Le peuplement écrit les péripéties de l'histoire. Sur les 33 millions d'habitants que comptait le Viet Nam en 1965 (à savoir 18 millions dans le Nord et 15 millions dans le Sud), près de 30 millions vivaient sur une superficie égale à 20 % de celle du territoire national et le reste de la population errait (et ce terme peut s'entendre littéralement, car la plus grande partie de cette population est semi-nomade, pratiquant la chasse, la cueillette et la culture sur brûlis) sur une étendue supérieure à 250 000km2 de plateaux et de montagnes.
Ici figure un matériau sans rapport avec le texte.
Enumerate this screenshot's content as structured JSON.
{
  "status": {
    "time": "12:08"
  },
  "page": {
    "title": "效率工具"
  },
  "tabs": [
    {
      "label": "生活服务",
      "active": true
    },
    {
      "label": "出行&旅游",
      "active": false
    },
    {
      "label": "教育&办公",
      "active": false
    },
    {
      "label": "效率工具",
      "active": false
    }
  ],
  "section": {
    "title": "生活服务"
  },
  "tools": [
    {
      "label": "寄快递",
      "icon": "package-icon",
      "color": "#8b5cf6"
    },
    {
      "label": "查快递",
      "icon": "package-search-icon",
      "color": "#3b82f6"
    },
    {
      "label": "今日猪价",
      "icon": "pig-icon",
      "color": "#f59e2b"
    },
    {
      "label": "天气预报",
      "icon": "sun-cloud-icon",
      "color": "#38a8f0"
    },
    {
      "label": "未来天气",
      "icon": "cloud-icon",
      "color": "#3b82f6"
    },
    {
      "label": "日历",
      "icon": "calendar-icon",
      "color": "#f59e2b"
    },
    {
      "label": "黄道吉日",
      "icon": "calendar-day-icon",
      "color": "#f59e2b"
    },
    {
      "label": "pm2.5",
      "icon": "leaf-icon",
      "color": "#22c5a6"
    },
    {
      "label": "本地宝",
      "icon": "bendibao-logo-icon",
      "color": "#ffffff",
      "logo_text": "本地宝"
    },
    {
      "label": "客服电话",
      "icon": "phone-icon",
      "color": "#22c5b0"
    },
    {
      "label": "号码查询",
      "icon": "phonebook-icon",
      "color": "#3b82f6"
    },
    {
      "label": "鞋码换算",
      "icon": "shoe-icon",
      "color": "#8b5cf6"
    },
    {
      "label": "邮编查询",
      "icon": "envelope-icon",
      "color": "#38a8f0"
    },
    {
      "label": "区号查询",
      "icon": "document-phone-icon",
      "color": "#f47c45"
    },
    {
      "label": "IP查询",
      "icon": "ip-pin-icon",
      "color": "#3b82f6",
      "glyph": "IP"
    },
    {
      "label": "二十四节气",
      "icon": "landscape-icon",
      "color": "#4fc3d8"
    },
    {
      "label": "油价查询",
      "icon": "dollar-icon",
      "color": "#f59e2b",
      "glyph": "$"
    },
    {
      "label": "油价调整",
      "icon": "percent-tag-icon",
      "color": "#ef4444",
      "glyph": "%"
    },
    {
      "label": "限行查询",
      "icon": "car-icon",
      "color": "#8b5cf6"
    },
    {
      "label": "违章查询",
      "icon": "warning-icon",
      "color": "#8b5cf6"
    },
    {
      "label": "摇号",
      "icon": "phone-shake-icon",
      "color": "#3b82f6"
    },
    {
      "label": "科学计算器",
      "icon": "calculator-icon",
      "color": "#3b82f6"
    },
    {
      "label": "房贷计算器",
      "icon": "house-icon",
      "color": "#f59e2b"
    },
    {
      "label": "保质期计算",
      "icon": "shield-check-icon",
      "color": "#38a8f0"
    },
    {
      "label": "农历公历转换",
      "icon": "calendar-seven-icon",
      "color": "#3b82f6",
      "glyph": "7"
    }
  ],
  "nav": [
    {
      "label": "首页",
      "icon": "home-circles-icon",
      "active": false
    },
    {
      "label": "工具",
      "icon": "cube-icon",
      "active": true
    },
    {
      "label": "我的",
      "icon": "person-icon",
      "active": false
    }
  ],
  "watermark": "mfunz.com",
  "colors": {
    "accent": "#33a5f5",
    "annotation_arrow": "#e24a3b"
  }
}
Issue des Annales chinoises, cette histoire est écrite par la « longue marche » vers le Sud accomplie avec ténacité d'un petit delta à riz au suivant, jusqu'à l'ouverture de la vaste plaine du Mékong atteinte et soumise au peuplement vietnamien assimilant par la charrue et éliminant au sabre les peuplements an­ térieurs.

Malgré la très grande diversité de leurs origines raciales, les Vietnamiens constituent aujourd'hui, du point de vue ethnique et culturel, un peuple homogène, mythiquement et réellement. Toute la péninsule indochinoise semble avoir été primitivement peuplée par une population australo-indonésienne assez semblable à celle qui habite aujourd'hui la Nouvelle-Guinée. Ces aborigènes furent repoussés de plus en plus loin dans les zones montagneuses de leur pays par les envahisseurs Thaïs et Mongols venus du Nord et par les Hindous venus de l'Ouest. La migration Thaï a commencé probablement vers l'an 2 000 avant J-C et n'a pas complètement cessé8, contenue cependant sur les hauts plateaux par le peuplement vietnamien.

  • 7.

    L'ouvrage de Maurice DURAND, Miroir complet de l'Histoire du Viet, Hanoï, École Française d'Extrême-Orient, 1952, est une intéressante traduction de la correspondance diplomatique entre la Chine et le pays des Viets pendant les années 258-112 avant J-C. Dans un échange diplomatique entre une impératrice Han et le vieux Trieu Da, général chinois qui s'était fait lui-même roi et plus tard empereur du pays Viet, l'impératrice exprima le regret d'avoir à faire verser un sang valeureux de part et d'autre, uniquement parce que Da se disait aussi empereur. Ce dernier répondit qu'il avait été obligé de prendre ce titre parce que ses deux vice-rois s'étaient faits « rois ». La question fut réglée par un remarquable compromis typiquement chinois (qui n'est pas de rejeter les extrêmes et prendre ce qui reste, encore moins la recherche d'un mystérieux « juste milieu ») à travers une stratégie double: le roi vietnamien se ferait appeler empereur dans son propre pays, mais il utiliserait le titre de « roi » dans ses relations avec les autres pays. Cet incident, fondateur du Viet- Nam historique, explique peut-être les confusions des auteurs postérieurs qui désignèrent alterna­ tivement les souverains du Viet-Nam comme « rois » et comme « empereurs ». Au départ, ce ne fut qu'une banale mutinerie des commanderies chinoises aux marchés de l'empire, comme celle des colonies britanniques d'Amérique et de George Washington, officier britannique félon.

  • 8.

    Par exemple, en 1961-1962, plusieurs tribus et groupes Thaï Noirs, fuyant devant les éléments communistes du Pathet-Lao, descendirent dans la province de Sayaboury, répétant exactement la migration ancestrale qui a peuplé le Laos et les hauts plateaux du Nord-Viet-Nam.